Michio Kaku: Andrew, you ask a question which strikes fear in the heart of every programmer. And that is, first of all, Moore’s Law, which has held for 50 years, which says that computer power doubles every 18 months, may begin to expire in the next 10 or so years. In other words, if you knew that at Christmastime, your computer was just as powerful as the last Christmas present, would you buy a computer? Would you upgrade? Most people would say, “No, why should I buy a new computer if it’s identical to last year’s model?” Well that could create a planetary recession, a planetary depression knowing that this engine of prosperity, the computer revolution, is running out of steam. But that’s just the way it is.

Last month, for example, I spoke in Zurich, Switzerland; I met with a physicist at Zurich IBM, one of their leading institutions, and they told me that, yeah, they could see it now. It’s not science fiction; it’s not in the future. They could see it now. They were beginning to sputter with regards to building more and more computer power.

So, some people are looking for a replacement for silicon power; for the post-silicon era. Some people say quantum computers will do it. Well, yes, in principle, but quantum computers require a totally different architecture and a totally different way of programming.

When you program a computer, you are basically telling one CPU, the Pentium chip, how to process information. So you have a CPU with inputs and outputs and then you have a software that controls the CPU. That’s called a Turing machine. That’s the basis for what you have on your laptop, which you have in your cell phone, all of it is based on digital Turing-type technology.

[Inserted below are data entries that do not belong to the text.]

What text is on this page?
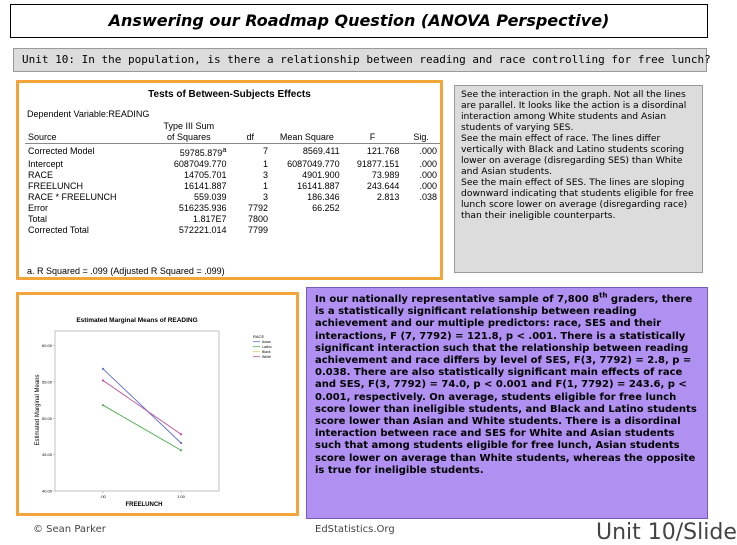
Answering our Roadmap Question (ANOVA Perspective)
Unit 10: In the population, is there a relationship between reading and race controlling for free lunch?
Tests of Between-Subjects Effects
Dependent Variable:READING
Source	Type III Sum
of Squares	df	Mean Square	F	Sig.
Corrected Model	59785.879$^a$	7	8569.411	121.768	.000
Intercept	6087049.770	1	6087049.770	91877.151	.000
RACE	14705.701	3	4901.900	73.989	.000
FREELUNCH	16141.887	1	16141.887	243.644	.000
RACE * FREELUNCH	559.039	3	186.346	2.813	.038
Error	516235.936	7792	66.252		
Total	1.817E7	7800			
Corrected Total	572221.014	7799			
a. R Squared = .099 (Adjusted R Squared = .099)

See the interaction in the graph. Not all the lines are parallel. It looks like the action is a disordinal interaction among White students and Asian students of varying SES.

See the main effect of race. The lines differ vertically with Black and Latino students scoring lower on average (disregarding SES) than White and Asian students.

See the main effect of SES. The lines are sloping downward indicating that students eligible for free lunch score lower on average (disregarding race) than their ineligible counterparts.

Estimated Marginal Means of READING
Estimated Marginal Means
FREELUNCH
40.00
45.00
50.00
55.00
60.00
.00	1.00
RACE
Asian
Latino
Black
White
In our nationally representative sample of 7,800 8th graders, there is a statistically significant relationship between reading achievement and our multiple predictors: race, SES and their interactions, F (7, 7792) = 121.8, p < .001. There is a statistically significant interaction such that the relationship between reading achievement and race differs by level of SES, F(3, 7792) = 2.8, p = 0.038. There are also statistically significant main effects of race and SES, F(3, 7792) = 74.0, p < 0.001 and F(1, 7792) = 243.6, p < 0.001, respectively. On average, students eligible for free lunch score lower than ineligible students, and Black and Latino students score lower than Asian and White students. There is a disordinal interaction between race and SES for White and Asian students such that among students eligible for free lunch, Asian students score lower on average than White students, whereas the opposite is true for ineligible students.
© Sean Parker	EdStatistics.Org	Unit 10/Slide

But, quantum computers are not. Quantum computers compute on individual atoms and instead of zeroes and ones, zeroes and ones, which are called bits, where you have quantum bits or q-bits, that is, sometimes one, sometimes zero, sometimes any number in between zero and one. That’s the source of the power of quantum computers, the fact that you no longer calculating on zeroes and ones. But the problem with quantum computers is precisely because you are no longer computing on zeroes and ones, how do you program this thing? It’s very difficult.

The way we do it today is with an MRI machine. We get a bunch of atoms, line them up, put them in a magnetic field, shoot electromagnetic radiation at them from an MRI machine, flip the charges, so one becomes zero, becomes a half, becomes two-thirds, and then we measure the echo. That’s how we do it today.

Well the world’s record for a quantum computing calculation is, drum roll, ta-da… three times five is 15. That is the world’s record for a quantum computer calculation. Now, you may say to yourself, well gee, that’s not such a big deal. Well it is a big deal. Go home tonight and try to multiply three times five is equal to 15 on five atoms. Go home tonight and try that. And then you begin to realize, oh my god, this is really difficult; difficult to build, also difficult to program.

What is the problem with quantum computers? Stability. It turns out that interference. Any kind of vibration will upset the vibrations of these five atoms creating nonsense. So that’s the fundamental problem, decoherence. Decoherence is the reason why we cannot break codes with quantum computers. Why – why you don’t have artificial intelligence machine as smart as the human brain. Decoherence. These are where atoms begin to decohere and turn into a random jumble of atoms, just like the atoms in your body making it useless.

So when might we have quantum computers? I don’t know. But personally, I think we’ll have molecular computers before we have quantum computers. That is, we’ll be able to compute on molecules. Molecular transistors already exist. We can already make them.